The variable importance plot provides valuable insights into which features contribute most to the Random Forest model’s predictions. By using the varImp function, we extract the importance scores of each feature, which are then visualized in the plot. The top 10 most important features are displayed to highlight those that have the greatest impact on the model’s performance. This aggregated feature importance is calculated over the cross-validation folds, offering a more robust understanding of the relative significance of each variable. Identifying key features helps in interpreting the model and can guide further feature selection or engineering.
## Validation Process and Results
After training our Random Forest model, it’s crucial to assess its performance on the validation set to ensure it generalizes well to new, unseen data. The model’s accuracy on the validation set provides a robust measure of its effectiveness. Below, we present the accuracy of the model on the validation set, which will help us determine if the model can reliably predict the performance of barbell lifts.

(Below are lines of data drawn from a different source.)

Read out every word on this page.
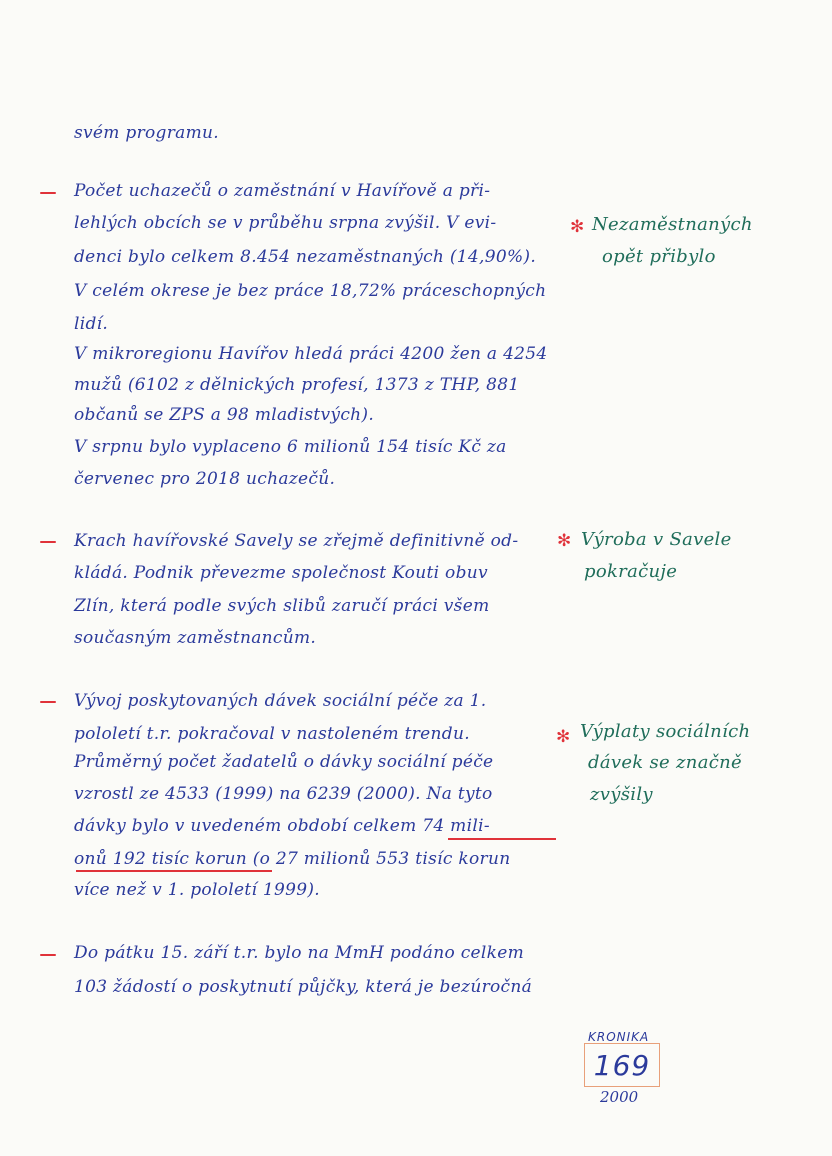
svém programu.
Počet uchazečů o zaměstnání v Havířově a při-
lehlých obcích se v průběhu srpna zvýšil. V evi-
denci bylo celkem 8.454 nezaměstnaných (14,90%).
V celém okrese je bez práce 18,72% práceschopných
lidí.
V mikroregionu Havířov hledá práci 4200 žen a 4254
mužů (6102 z dělnických profesí, 1373 z THP, 881
občanů se ZPS a 98 mladistvých).
V srpnu bylo vyplaceno 6 milionů 154 tisíc Kč za
červenec pro 2018 uchazečů.
✻ Nezaměstnaných
opět přibylo
Krach havířovské Savely se zřejmě definitivně od-
kládá. Podnik převezme společnost Kouti obuv
Zlín, která podle svých slibů zaručí práci všem
současným zaměstnancům.
✻ Výroba v Savele
pokračuje
Vývoj poskytovaných dávek sociální péče za 1.
pololetí t.r. pokračoval v nastoleném trendu.
Průměrný počet žadatelů o dávky sociální péče
vzrostl ze 4533 (1999) na 6239 (2000). Na tyto
dávky bylo v uvedeném období celkem 74 mili-
onů 192 tisíc korun (o 27 milionů 553 tisíc korun
více než v 1. pololetí 1999).
✻ Výplaty sociálních
dávek se značně
zvýšily
Do pátku 15. září t.r. bylo na MmH podáno celkem
103 žádostí o poskytnutí půjčky, která je bezúročná
KRONIKA
169
2000
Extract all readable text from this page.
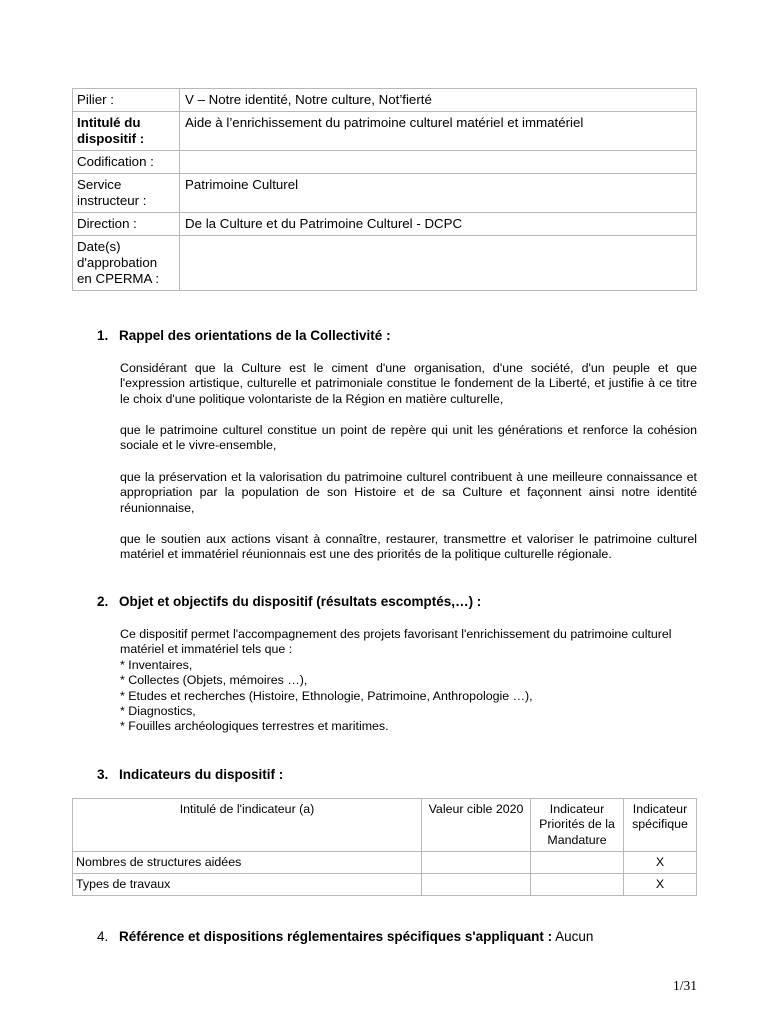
Pilier :	V – Notre identité, Notre culture, Not’fierté
Intitulé du dispositif :	Aide à l’enrichissement du patrimoine culturel matériel et immatériel
Codification :	
Service instructeur :	Patrimoine Culturel
Direction :	De la Culture et du Patrimoine Culturel - DCPC
Date(s) d'approbation en CPERMA :	
1. Rappel des orientations de la Collectivité :

Considérant que la Culture est le ciment d'une organisation, d'une société, d'un peuple et que l'expression artistique, culturelle et patrimoniale constitue le fondement de la Liberté, et justifie à ce titre le choix d'une politique volontariste de la Région en matière culturelle,

que le patrimoine culturel constitue un point de repère qui unit les générations et renforce la cohésion sociale et le vivre-ensemble,

que la préservation et la valorisation du patrimoine culturel contribuent à une meilleure connaissance et appropriation par la population de son Histoire et de sa Culture et façonnent ainsi notre identité réunionnaise,

que le soutien aux actions visant à connaître, restaurer, transmettre et valoriser le patrimoine culturel matériel et immatériel réunionnais est une des priorités de la politique culturelle régionale.

2. Objet et objectifs du dispositif (résultats escomptés,…) :

Ce dispositif permet l'accompagnement des projets favorisant l'enrichissement du patrimoine culturel matériel et immatériel tels que :

* Inventaires,
* Collectes (Objets, mémoires …),
* Etudes et recherches (Histoire, Ethnologie, Patrimoine, Anthropologie …),
* Diagnostics,
* Fouilles archéologiques terrestres et maritimes.
3. Indicateurs du dispositif :
Intitulé de l'indicateur (a)	Valeur cible 2020	Indicateur Priorités de la Mandature	Indicateur spécifique
Nombres de structures aidées			X
Types de travaux			X
4. Référence et dispositions réglementaires spécifiques s'appliquant : Aucun
1/31
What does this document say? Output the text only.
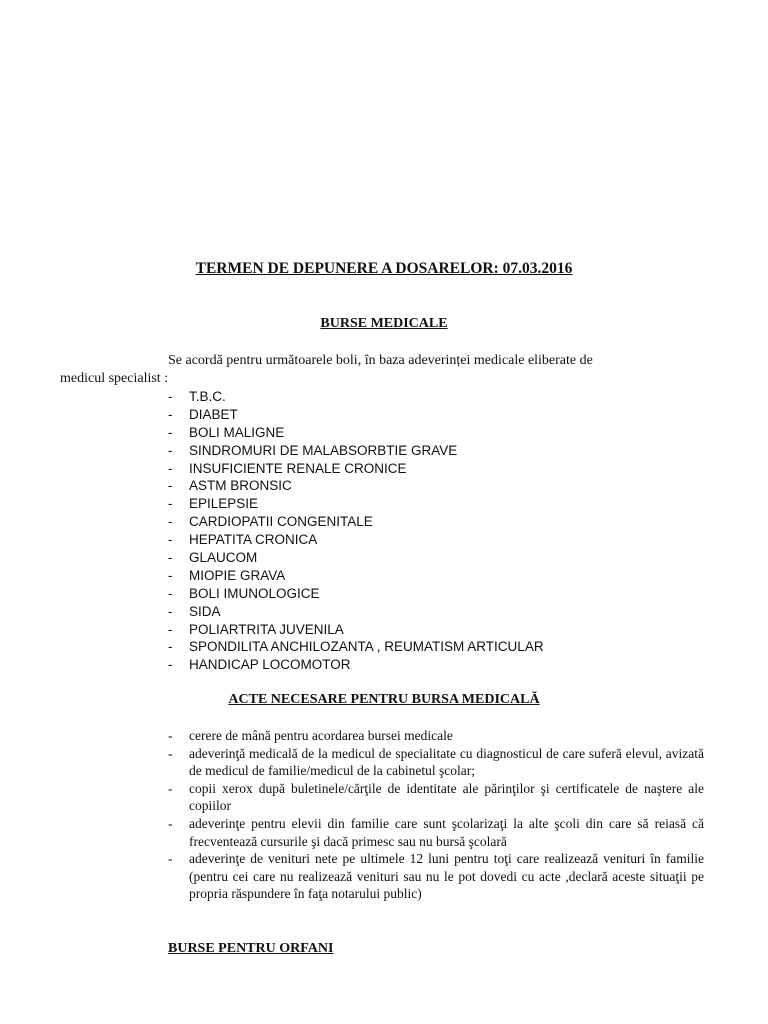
TERMEN DE DEPUNERE A DOSARELOR: 07.03.2016
BURSE MEDICALE

Se acordă pentru următoarele boli, în baza adeverinței medicale eliberate de

medicul specialist :

- T.B.C.
- DIABET
- BOLI MALIGNE
- SINDROMURI DE MALABSORBTIE GRAVE
- INSUFICIENTE RENALE CRONICE
- ASTM BRONSIC
- EPILEPSIE
- CARDIOPATII CONGENITALE
- HEPATITA CRONICA
- GLAUCOM
- MIOPIE GRAVA
- BOLI IMUNOLOGICE
- SIDA
- POLIARTRITA JUVENILA
- SPONDILITA ANCHILOZANTA , REUMATISM ARTICULAR
- HANDICAP LOCOMOTOR
ACTE NECESARE PENTRU BURSA MEDICALĂ
- cerere de mână pentru acordarea bursei medicale
- adeverinţă medicală de la medicul de specialitate cu diagnosticul de care suferă elevul, avizată de medicul de familie/medicul de la cabinetul şcolar;
- copii xerox după buletinele/cărţile de identitate ale părinţilor şi certificatele de naştere ale copiilor
- adeverinţe pentru elevii din familie care sunt şcolarizaţi la alte şcoli din care să reiasă că frecventează cursurile şi dacă primesc sau nu bursă şcolară
- adeverinţe de venituri nete pe ultimele 12 luni pentru toţi care realizează venituri în familie (pentru cei care nu realizează venituri sau nu le pot dovedi cu acte ,declară aceste situaţii pe propria răspundere în faţa notarului public)
BURSE PENTRU ORFANI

The confusion matrix above provides an insightful view into how well the model performs across different classes. The diagonal cells (A-A, B-B, C-C, D-D, E-E) show the number of correct predictions for each class, with high counts, indicating strong predictive accuracy. For example, class A has 1115 correct predictions, and class E has 713. Off-diagonal cells represent misclassifications, such as 5 instances where the model incorrectly predicted class A as class B. These misclassifications are relatively few, suggesting the model’s general robustness. However, some classes, like C and D, have small misclassification counts (e.g., C predicted as D). The pattern of the matrix indicates that the model is performing well, but further refinement, such as addressing these few misclassifications, could further enhance its accuracy.